Bulletin 200 - Panama #8 - hummingbirds

With this edition, I have reached another milestone..#200. Looking back at the first one, it was May 2007, after 2 couples I met birding in Galveston asked me to send them some photos of the birds we had seen. I now have over 250 people who receive these bulletins. It is due to you, my subscribers, that publishing these bulletins is a labor of love. Thank you.

I suppose everyone was wondering why I had not shown any hummer photos from Panama. It was because I was saving them for #200. The hummingbirds are a large new world family of birds with 340 species. Most of them are in the tropics. North America has 18 species listed in Sibley, 8 of whom occur just across the Mexican border in Texas or Arizona. The Panama field guide has 59 species! The names of some of these tropical hummers are very imaginative such as sunangel, fairy, hermit, plumeleteer, topaz, coquette, emerald, mango, woodnymph, sunbeam, coronet, mountaingem etc. These are the jewels of the bird world.

So lets start with the hermits. This group of hummers have long curved bills and are usually brown or green in color. Some of them have elongated central tail feathers. The sexes are similar except where noted. They usually do not come to feeders.

The Long-billed Hermit (Phaethornis longirostris) is 6" in length and readily comes to feeders.

Long-billed Hermit

The Green Hermit (Phaethornis guy) is also 6" long but has dark green upperparts. The male is green on the underside, but the female shown here has gray underparts, and rufous stripes on face and throat.

Green Hermit - female

The Rufous-tailed Hummingbird (Amazilia tzacatl) is a 4" very common hummingbird from central Mexico to Ecuador and Venezuela. It looks similar to our Buff-bellied Hummingbird except belly is gray and tail rufous. Those 2 species are the same genus. Sexes are similar.

Rufous-tailed Hummingbird

Another of the same genus is the Snowy-bellied Hummingbird (Amazilia edward) is also 4" long. It has a sharp demarcation from the green throat and white belly. The tail and wings are coppery colored.
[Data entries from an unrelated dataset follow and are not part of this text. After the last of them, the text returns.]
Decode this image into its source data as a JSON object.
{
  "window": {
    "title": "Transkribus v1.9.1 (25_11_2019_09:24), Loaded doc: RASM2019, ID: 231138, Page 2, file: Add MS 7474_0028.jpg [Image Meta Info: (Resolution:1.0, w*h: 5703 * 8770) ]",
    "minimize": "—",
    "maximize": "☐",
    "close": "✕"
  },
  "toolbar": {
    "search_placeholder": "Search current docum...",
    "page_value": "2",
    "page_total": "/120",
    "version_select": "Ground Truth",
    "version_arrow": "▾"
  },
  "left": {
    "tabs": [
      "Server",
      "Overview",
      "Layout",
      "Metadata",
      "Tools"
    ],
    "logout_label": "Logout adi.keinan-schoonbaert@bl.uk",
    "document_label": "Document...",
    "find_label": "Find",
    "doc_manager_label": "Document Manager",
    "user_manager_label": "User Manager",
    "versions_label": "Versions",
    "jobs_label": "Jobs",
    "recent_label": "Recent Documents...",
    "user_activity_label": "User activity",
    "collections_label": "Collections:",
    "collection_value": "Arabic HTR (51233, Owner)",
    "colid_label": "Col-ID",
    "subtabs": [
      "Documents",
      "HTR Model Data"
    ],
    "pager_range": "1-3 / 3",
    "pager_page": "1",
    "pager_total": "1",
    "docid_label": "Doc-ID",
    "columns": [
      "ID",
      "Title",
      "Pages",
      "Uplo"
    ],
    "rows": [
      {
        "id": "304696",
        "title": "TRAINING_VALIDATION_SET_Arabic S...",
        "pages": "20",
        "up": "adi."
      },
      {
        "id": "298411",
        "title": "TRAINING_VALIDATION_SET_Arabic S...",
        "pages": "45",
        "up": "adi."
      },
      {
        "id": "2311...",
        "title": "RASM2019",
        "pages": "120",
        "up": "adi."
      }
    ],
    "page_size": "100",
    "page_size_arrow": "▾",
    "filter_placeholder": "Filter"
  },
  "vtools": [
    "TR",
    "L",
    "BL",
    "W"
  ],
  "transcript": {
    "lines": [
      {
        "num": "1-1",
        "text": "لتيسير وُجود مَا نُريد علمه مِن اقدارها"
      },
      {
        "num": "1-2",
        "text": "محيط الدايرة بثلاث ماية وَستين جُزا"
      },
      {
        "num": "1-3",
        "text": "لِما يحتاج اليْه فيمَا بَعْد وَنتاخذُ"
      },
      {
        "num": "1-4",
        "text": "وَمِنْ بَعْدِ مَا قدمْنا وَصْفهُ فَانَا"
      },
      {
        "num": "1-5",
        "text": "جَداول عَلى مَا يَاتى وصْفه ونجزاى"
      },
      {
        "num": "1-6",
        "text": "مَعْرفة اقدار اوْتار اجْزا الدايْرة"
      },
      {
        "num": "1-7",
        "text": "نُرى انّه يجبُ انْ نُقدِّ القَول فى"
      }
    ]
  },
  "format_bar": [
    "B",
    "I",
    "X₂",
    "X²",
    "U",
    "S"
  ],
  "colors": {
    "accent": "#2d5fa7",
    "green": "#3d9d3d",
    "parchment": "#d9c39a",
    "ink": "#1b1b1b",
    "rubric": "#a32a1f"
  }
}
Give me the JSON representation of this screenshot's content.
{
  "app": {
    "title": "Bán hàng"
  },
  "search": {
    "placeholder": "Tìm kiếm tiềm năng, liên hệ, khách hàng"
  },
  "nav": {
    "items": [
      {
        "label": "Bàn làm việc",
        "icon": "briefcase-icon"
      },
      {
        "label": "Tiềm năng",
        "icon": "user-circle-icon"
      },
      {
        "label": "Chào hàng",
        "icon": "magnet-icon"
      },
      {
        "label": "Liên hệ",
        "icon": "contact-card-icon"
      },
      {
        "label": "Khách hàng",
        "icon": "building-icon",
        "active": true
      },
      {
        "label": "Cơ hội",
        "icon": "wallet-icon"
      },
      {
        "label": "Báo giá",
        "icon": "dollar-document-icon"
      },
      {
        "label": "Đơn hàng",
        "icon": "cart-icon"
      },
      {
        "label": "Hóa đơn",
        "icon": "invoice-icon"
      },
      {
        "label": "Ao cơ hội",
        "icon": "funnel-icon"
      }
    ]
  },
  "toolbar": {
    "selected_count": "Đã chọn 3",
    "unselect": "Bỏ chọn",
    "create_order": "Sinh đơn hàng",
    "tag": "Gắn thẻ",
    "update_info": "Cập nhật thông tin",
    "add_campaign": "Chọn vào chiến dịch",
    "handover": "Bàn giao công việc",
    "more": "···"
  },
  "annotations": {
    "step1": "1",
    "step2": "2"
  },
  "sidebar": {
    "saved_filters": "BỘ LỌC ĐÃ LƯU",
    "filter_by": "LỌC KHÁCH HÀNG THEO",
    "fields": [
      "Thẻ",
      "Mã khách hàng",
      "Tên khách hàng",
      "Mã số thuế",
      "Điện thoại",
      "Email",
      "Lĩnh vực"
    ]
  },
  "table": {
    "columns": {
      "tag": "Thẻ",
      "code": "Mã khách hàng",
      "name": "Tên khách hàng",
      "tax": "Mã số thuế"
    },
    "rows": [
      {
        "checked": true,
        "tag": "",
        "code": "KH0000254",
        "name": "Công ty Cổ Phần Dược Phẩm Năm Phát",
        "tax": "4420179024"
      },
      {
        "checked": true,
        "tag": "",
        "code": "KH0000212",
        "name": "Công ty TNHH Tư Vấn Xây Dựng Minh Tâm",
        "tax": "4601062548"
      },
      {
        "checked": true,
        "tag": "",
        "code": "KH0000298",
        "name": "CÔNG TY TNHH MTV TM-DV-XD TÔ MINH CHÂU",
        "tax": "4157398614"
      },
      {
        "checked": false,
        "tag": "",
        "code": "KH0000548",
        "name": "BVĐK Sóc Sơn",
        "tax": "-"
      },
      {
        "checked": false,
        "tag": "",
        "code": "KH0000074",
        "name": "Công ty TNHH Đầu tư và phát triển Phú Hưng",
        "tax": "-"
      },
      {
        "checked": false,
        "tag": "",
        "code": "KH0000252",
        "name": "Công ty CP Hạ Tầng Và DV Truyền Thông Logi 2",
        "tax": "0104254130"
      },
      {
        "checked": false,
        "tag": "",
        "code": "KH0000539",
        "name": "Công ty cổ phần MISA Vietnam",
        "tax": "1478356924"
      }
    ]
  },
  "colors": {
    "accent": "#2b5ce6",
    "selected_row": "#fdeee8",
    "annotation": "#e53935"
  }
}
Here are a couple of photos.

Snowy-bellied Hummingbird

And another bird.

Snowy-bellied Hummingbird

The Purple-crowned Fairy (Heliothryx barroti) is a large 5" stunning hummer with bright green above and snow white below. The lateral tail feathers are white as well. They do not come to feeders, so one has to be quick and lucky to catch them feeding on flowers. The male has a purple crown.
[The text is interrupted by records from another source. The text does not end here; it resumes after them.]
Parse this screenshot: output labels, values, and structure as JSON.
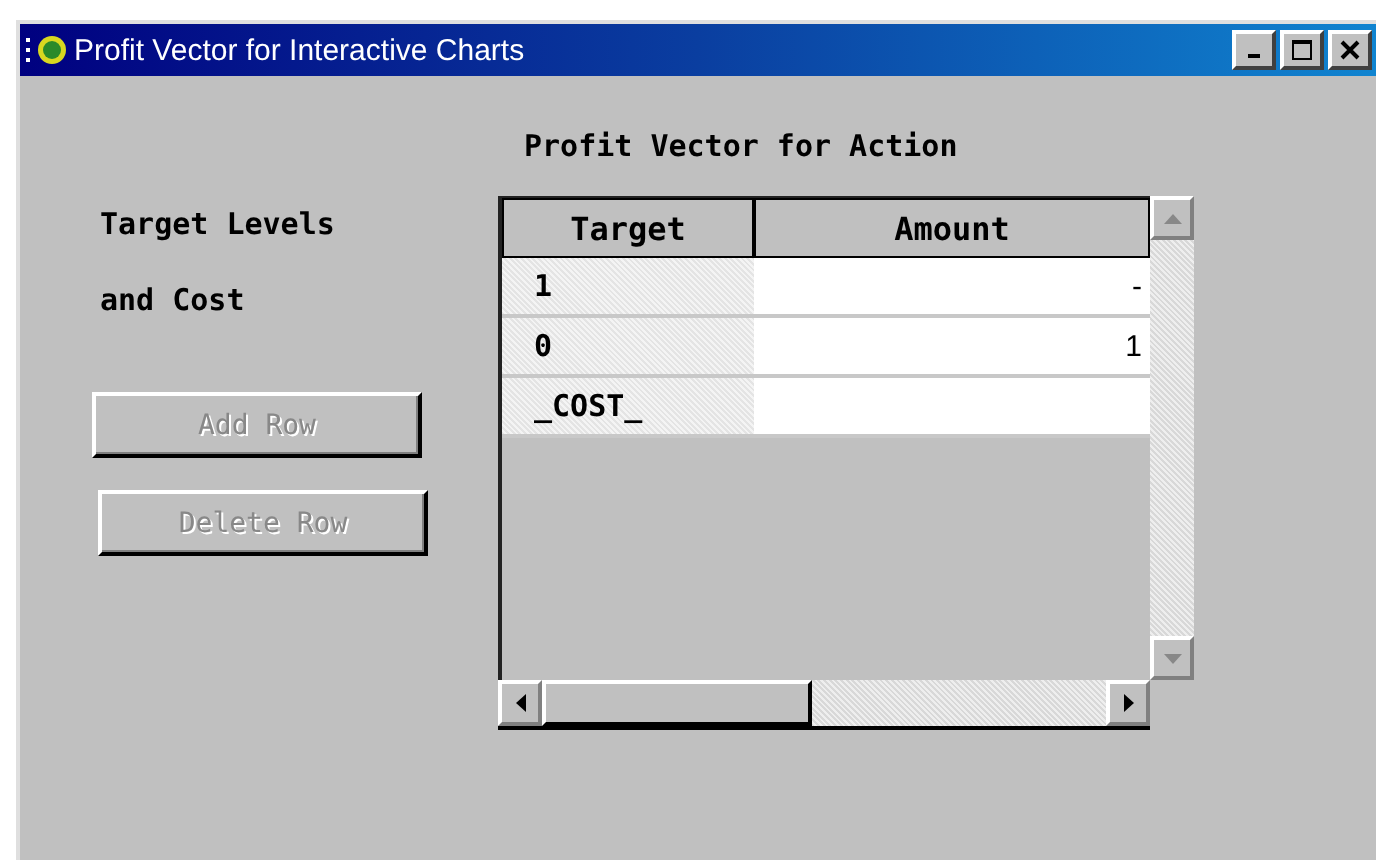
{
  "window": {
    "title": "Profit Vector for Interactive Charts"
  },
  "heading": "Profit Vector for Action",
  "label_lines": [
    "Target Levels",
    "and Cost"
  ],
  "buttons": [
    {
      "label": "Add Row",
      "disabled": true
    },
    {
      "label": "Delete Row",
      "disabled": true
    }
  ],
  "table": {
    "columns": [
      "Target",
      "Amount"
    ],
    "rows": [
      {
        "target": "1",
        "amount": "-"
      },
      {
        "target": "0",
        "amount": "1"
      },
      {
        "target": "_COST_"
      }
    ]
  }
}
Purple-crowned Fairy - male

Another day, I caught a female feeding.

Purple-crowned Fairy - female

The Sapphire-throated Hummingbird (Lepidopyga coeruleogularis) is a small (3.5") hummer with a forked tail. The male is all green except for a violet-blue throat. The forked tail isn't seen in the photo as his tail is spread.
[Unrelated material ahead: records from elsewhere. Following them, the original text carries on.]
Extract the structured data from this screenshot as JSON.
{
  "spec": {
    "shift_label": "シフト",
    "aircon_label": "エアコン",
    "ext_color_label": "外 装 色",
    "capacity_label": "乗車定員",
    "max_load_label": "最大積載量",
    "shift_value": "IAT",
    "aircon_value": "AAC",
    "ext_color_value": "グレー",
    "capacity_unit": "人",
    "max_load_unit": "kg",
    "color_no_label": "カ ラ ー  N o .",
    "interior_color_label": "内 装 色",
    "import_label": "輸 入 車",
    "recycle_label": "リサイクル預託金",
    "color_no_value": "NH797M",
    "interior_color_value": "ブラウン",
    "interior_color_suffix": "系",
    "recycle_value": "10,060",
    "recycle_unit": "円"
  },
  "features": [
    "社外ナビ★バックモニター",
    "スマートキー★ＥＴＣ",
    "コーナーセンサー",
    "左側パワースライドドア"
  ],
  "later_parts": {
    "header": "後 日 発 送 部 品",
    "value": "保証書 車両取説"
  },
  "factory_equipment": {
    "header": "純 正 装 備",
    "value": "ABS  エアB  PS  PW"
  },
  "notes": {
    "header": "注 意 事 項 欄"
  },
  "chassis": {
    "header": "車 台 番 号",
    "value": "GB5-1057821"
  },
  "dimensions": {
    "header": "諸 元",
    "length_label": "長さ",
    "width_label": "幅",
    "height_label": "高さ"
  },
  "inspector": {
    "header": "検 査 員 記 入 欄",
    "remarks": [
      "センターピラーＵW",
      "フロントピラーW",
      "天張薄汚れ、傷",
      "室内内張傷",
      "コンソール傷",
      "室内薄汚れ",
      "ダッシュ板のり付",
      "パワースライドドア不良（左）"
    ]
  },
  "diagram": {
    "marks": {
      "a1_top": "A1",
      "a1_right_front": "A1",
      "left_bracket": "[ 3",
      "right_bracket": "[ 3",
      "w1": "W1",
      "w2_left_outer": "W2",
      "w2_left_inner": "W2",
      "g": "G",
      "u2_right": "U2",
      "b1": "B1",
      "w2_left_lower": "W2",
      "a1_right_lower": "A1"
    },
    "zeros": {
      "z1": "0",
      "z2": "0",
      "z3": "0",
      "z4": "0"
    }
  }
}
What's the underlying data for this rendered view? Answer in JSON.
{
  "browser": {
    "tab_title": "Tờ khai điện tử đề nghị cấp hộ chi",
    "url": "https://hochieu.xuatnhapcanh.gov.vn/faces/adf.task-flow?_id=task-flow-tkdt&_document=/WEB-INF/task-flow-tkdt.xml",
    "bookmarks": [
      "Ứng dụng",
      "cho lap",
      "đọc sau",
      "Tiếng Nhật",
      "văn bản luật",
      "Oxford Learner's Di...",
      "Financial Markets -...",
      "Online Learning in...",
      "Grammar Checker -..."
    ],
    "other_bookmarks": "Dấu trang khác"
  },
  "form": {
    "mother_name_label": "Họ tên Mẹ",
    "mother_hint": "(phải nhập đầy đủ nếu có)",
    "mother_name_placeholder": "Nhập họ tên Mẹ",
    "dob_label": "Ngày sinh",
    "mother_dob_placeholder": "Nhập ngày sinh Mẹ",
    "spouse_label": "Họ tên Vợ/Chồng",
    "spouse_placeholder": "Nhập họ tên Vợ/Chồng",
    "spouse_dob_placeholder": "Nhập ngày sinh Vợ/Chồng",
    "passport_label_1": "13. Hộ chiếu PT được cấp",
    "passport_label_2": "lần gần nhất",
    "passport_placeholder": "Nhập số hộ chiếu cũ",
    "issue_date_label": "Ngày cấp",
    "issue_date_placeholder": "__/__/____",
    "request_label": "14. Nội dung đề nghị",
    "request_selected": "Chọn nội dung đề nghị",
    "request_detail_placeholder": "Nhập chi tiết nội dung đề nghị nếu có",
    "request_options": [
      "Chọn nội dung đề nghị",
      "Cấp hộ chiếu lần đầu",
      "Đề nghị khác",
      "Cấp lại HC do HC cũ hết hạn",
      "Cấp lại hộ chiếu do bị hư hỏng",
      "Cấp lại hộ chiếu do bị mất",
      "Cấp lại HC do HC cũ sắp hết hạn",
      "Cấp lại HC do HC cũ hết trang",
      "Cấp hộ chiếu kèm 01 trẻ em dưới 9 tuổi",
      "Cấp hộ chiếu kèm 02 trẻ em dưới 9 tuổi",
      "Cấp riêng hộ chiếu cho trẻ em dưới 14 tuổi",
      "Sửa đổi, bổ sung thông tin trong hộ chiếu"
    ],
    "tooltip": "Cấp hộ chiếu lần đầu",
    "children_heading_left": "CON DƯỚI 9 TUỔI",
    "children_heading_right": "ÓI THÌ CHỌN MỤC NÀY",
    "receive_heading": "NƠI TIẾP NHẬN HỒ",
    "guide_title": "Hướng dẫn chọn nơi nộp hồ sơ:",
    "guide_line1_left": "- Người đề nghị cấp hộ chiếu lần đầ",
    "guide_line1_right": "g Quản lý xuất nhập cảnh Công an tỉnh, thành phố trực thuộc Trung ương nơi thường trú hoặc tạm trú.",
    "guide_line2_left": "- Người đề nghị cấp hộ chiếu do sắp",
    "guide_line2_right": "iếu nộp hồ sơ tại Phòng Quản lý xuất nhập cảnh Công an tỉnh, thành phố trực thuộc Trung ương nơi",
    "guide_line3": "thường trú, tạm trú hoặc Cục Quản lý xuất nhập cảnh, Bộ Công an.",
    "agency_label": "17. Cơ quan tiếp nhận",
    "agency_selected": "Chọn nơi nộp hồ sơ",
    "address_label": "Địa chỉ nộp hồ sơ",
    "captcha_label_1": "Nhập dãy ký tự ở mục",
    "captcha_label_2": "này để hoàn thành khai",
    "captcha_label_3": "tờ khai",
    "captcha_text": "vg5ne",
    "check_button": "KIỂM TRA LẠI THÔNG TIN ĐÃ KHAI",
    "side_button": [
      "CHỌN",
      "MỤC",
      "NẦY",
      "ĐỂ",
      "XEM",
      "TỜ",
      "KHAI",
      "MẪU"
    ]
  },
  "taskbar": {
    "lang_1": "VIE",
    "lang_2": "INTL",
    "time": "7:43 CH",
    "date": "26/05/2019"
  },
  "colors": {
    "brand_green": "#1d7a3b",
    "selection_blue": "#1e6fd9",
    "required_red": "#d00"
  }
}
Sapphire-throated Hummingbird - male

The female has white underparts except for green spots along the flanks. Here the forked tail with white tips is seen.

Sapphire-throated Hummingbird - female

The Black-throated Mango (Anthracothorax nigricollis) is a 4" green hummer. The male has a black stripe from his throat to his belly.

Black-throated Mango - male

Next we have a couple birds with white in their name. The White-necked Jacobin (Florisuga mellivora) is a common 4.5" hummer that we saw everday on the trip. The male has a green back, blue head, white collar, white belly and mostly white tail. He is a stunning bird and easy to ID.

White-necked Jacobin - male

When hovering, he fans his tail and the white is obvious.

White-necked Jacobin - male

We also had a juvenile male who just had some blue on his throat.

White-necked Jacobin - juvenile male

The female is all green above and spotted green below.

White-necked Jacobin - female

Next is the White-vented Plumeleteer (Chalybura buffonii). This 4.5" hummer is named for the elongated vent feathers under the tail. The male is all green otherwise.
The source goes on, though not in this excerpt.